Cooking made sense. Crosswords were easy.

But how did The New York Times decide on parenting, announced Tuesday as its third standalone product?

An editorial and product team looked at 15 or 20 areas through the fall. It settled on one, which was accepted by senior leadership in January, and the team began hiring in February, said Alex MacCallum, head of new product and ventures, in an interview.

The idea is for the first five members of the parenting team (who are all parents, by the way) to come up with a product by the beginning of the year. They will be looking at what parents want and how they want information delivered.

The parenting product may have a mini-feature somehow linked to the main New York Times (Mini-Crosswords, for example, are online, and there's a recipe in the Morning Briefing), but that's not the main focus, MacCallum said.

Here's the focus: What is so necessary that people will turn repeatedly to this source, find it indispensable, and pay for it? Cooking and Crosswords are strong components of the NYT's 2.8 million digital subscriptions. They work both as entry products — less than half the monthly cost of the main NYT monthly subscription — or as parts that make the main package seem worth it. MacCallum noted a jump in higher-level subscriptions when Cooking and Crosswords were added to the package. In the first three months of 2018, 40,000 of the 139,000 new digital subscriptions came from the Cooking and Crossword products.

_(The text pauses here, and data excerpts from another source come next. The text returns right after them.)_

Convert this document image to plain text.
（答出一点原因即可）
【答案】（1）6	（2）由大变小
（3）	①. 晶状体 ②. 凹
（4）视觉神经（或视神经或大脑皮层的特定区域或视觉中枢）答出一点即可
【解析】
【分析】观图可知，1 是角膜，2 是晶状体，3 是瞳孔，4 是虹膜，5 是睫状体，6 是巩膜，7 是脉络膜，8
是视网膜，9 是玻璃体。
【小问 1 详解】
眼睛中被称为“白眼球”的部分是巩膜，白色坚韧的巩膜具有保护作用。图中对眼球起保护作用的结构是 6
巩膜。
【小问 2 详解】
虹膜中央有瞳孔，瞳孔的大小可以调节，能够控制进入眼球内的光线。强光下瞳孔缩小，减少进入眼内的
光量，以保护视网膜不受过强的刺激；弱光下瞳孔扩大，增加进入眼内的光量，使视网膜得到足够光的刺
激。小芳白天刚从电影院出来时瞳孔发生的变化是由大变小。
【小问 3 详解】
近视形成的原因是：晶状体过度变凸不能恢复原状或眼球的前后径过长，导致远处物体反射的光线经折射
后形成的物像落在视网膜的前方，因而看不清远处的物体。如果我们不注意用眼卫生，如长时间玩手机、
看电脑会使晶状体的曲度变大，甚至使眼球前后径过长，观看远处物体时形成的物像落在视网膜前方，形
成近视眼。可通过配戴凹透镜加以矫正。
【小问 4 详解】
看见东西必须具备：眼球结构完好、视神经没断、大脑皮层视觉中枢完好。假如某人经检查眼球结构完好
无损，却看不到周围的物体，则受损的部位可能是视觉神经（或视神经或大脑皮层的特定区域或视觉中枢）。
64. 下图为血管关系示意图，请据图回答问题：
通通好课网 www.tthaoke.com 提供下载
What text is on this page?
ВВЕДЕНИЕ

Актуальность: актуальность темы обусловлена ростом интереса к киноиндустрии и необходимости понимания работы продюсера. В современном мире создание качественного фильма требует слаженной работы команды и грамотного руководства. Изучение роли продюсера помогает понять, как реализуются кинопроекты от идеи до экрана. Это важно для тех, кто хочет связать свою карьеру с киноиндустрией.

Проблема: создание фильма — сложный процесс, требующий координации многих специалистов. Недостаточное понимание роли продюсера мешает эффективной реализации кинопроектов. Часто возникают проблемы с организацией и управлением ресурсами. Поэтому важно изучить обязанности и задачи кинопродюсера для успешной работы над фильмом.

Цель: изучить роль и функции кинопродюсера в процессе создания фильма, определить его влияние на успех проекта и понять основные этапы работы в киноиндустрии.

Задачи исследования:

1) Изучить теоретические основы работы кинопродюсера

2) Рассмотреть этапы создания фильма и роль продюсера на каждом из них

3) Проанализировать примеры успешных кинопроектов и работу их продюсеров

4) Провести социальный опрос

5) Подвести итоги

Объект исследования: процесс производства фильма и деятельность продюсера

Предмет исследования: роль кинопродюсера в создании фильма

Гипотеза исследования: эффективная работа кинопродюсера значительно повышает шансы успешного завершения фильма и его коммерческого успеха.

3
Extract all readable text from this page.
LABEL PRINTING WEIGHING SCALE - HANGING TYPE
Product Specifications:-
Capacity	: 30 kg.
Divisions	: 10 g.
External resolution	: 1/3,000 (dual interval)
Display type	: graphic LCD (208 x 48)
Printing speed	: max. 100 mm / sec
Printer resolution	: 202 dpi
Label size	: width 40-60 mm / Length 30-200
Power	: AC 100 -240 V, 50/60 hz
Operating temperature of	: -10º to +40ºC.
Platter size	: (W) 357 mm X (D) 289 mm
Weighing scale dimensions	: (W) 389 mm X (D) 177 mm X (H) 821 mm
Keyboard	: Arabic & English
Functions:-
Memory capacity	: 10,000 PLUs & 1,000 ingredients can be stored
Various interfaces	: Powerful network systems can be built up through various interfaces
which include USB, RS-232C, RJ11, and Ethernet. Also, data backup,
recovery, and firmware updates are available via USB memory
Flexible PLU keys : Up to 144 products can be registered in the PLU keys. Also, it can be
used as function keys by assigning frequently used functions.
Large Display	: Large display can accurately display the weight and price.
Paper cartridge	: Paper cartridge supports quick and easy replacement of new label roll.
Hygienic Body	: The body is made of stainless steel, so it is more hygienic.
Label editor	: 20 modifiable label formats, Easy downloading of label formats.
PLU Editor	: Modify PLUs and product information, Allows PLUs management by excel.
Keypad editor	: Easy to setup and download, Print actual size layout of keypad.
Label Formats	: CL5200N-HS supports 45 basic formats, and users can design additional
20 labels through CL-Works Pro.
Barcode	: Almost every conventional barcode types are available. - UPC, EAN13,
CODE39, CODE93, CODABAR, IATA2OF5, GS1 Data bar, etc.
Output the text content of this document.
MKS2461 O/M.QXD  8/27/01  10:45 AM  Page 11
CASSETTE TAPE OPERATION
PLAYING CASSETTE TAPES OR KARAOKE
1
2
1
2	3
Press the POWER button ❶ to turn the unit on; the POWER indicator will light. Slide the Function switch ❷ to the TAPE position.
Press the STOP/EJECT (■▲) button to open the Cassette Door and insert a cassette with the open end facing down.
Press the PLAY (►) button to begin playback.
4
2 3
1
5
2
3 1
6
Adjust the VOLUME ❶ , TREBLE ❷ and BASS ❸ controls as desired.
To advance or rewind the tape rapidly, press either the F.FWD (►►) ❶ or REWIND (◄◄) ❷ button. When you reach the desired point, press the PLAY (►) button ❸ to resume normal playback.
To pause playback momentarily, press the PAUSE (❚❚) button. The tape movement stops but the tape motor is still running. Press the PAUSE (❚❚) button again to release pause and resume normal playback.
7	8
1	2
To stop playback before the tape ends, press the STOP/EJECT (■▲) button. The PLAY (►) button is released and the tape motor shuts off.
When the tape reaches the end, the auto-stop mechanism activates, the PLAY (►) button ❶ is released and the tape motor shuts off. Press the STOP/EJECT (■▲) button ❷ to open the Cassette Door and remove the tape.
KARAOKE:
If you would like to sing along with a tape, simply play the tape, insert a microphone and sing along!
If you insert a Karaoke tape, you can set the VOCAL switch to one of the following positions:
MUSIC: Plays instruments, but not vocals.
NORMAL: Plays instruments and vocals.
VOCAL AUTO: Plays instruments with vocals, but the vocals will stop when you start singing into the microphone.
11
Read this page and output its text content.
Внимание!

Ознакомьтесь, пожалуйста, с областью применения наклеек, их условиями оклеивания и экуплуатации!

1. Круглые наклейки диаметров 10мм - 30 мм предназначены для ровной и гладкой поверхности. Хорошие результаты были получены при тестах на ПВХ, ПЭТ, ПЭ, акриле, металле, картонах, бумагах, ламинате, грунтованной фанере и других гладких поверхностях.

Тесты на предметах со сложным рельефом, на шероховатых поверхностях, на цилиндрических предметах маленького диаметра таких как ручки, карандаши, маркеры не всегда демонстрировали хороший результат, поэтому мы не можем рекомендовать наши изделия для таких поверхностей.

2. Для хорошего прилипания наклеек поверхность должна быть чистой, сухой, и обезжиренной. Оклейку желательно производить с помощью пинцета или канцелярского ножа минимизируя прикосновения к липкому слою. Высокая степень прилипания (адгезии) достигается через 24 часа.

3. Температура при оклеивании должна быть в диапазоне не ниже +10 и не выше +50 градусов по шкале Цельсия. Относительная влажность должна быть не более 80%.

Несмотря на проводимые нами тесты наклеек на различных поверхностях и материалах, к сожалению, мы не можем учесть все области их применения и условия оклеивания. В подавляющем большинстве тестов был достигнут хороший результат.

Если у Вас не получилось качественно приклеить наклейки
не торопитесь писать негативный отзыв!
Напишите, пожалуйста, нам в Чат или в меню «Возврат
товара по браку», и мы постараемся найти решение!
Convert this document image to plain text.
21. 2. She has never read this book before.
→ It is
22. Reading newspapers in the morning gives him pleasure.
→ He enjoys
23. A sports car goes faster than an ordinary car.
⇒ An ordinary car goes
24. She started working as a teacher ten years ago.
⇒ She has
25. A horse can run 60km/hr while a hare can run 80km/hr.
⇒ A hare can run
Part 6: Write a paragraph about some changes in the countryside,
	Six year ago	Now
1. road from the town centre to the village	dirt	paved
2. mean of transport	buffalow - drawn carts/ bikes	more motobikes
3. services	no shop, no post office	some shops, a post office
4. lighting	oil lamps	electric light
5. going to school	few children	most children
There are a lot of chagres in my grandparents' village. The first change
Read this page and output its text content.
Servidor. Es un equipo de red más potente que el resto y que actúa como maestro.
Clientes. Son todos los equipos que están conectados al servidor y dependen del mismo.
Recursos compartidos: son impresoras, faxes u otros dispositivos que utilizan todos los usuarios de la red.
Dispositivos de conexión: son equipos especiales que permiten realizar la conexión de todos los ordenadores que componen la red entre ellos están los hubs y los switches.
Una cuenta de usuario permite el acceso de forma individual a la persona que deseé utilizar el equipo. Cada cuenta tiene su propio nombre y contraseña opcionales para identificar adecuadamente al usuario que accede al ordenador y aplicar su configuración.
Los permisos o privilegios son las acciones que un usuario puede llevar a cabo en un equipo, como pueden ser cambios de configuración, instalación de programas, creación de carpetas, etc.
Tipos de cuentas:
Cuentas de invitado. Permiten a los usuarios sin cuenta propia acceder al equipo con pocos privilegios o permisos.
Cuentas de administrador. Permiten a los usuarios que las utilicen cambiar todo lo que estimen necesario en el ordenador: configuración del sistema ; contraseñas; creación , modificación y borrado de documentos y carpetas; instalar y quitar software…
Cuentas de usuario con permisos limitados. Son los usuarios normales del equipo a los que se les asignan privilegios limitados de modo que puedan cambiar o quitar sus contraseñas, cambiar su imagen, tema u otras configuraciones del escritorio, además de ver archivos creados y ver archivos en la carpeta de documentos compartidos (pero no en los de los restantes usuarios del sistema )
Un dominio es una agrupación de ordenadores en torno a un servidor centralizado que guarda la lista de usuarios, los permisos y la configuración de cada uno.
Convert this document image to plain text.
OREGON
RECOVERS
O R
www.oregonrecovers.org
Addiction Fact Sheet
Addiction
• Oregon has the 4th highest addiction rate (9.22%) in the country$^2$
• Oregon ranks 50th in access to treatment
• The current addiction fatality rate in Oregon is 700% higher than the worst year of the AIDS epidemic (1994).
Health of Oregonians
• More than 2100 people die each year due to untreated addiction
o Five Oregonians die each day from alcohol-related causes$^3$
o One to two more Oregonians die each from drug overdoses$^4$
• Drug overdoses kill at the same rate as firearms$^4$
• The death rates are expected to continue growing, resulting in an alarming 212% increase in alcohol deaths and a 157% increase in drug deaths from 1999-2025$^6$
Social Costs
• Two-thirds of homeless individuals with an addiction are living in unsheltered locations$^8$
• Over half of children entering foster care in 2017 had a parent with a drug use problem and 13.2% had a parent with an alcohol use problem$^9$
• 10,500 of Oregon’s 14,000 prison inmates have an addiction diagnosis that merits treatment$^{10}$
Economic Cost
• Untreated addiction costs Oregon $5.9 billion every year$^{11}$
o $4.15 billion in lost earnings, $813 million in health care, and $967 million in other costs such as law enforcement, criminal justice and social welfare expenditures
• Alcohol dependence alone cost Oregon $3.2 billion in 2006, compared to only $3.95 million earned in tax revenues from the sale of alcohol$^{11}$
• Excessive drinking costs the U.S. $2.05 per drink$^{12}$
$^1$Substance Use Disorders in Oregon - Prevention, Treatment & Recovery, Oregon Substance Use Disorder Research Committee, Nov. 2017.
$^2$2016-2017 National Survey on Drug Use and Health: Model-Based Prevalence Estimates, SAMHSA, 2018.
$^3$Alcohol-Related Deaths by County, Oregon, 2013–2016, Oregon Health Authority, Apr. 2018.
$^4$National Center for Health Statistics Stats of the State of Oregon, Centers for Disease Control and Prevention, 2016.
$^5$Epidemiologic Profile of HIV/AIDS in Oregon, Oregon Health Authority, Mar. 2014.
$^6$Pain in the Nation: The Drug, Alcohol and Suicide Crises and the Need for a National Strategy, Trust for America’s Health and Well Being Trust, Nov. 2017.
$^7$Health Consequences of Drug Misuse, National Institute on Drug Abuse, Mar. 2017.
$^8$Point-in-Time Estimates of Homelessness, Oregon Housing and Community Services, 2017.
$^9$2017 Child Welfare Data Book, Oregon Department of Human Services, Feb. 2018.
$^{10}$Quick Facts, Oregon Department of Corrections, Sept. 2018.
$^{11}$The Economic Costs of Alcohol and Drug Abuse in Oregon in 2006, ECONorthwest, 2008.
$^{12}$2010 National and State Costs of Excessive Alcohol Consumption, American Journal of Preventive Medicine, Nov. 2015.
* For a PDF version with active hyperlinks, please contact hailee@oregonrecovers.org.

Related: Oh so that's what a funnel is

MacCallum acknowledged that a big lure of parenting was the average age of parents — less than the average subscriber. Once in the NYT's fold, those parenting subscribers may upgrade to the full product.

“Parenting is a space that involves many areas that The Times covers so well — from science to relationships to education," MacCallum said. "From our early research, parents are looking for trust and authority, qualities The Times can provide."

A challenge, MacCallum said, is providing relevant information to parents at various stages of parenting.

The five parenting leaders will bring news judgment, tech-savvy and product and design expertise, she said. They are: editor Jessica Grose of the Lenny Letter; product lead Youngna Park from Tinybop; design lead Barbara deWilde, the New Products and Ventures executive creative director; tech lead David Yee, who previously ran the CMS team at Vox; and Vhanya Mackechnie, of New Products, who will lead project management efforts.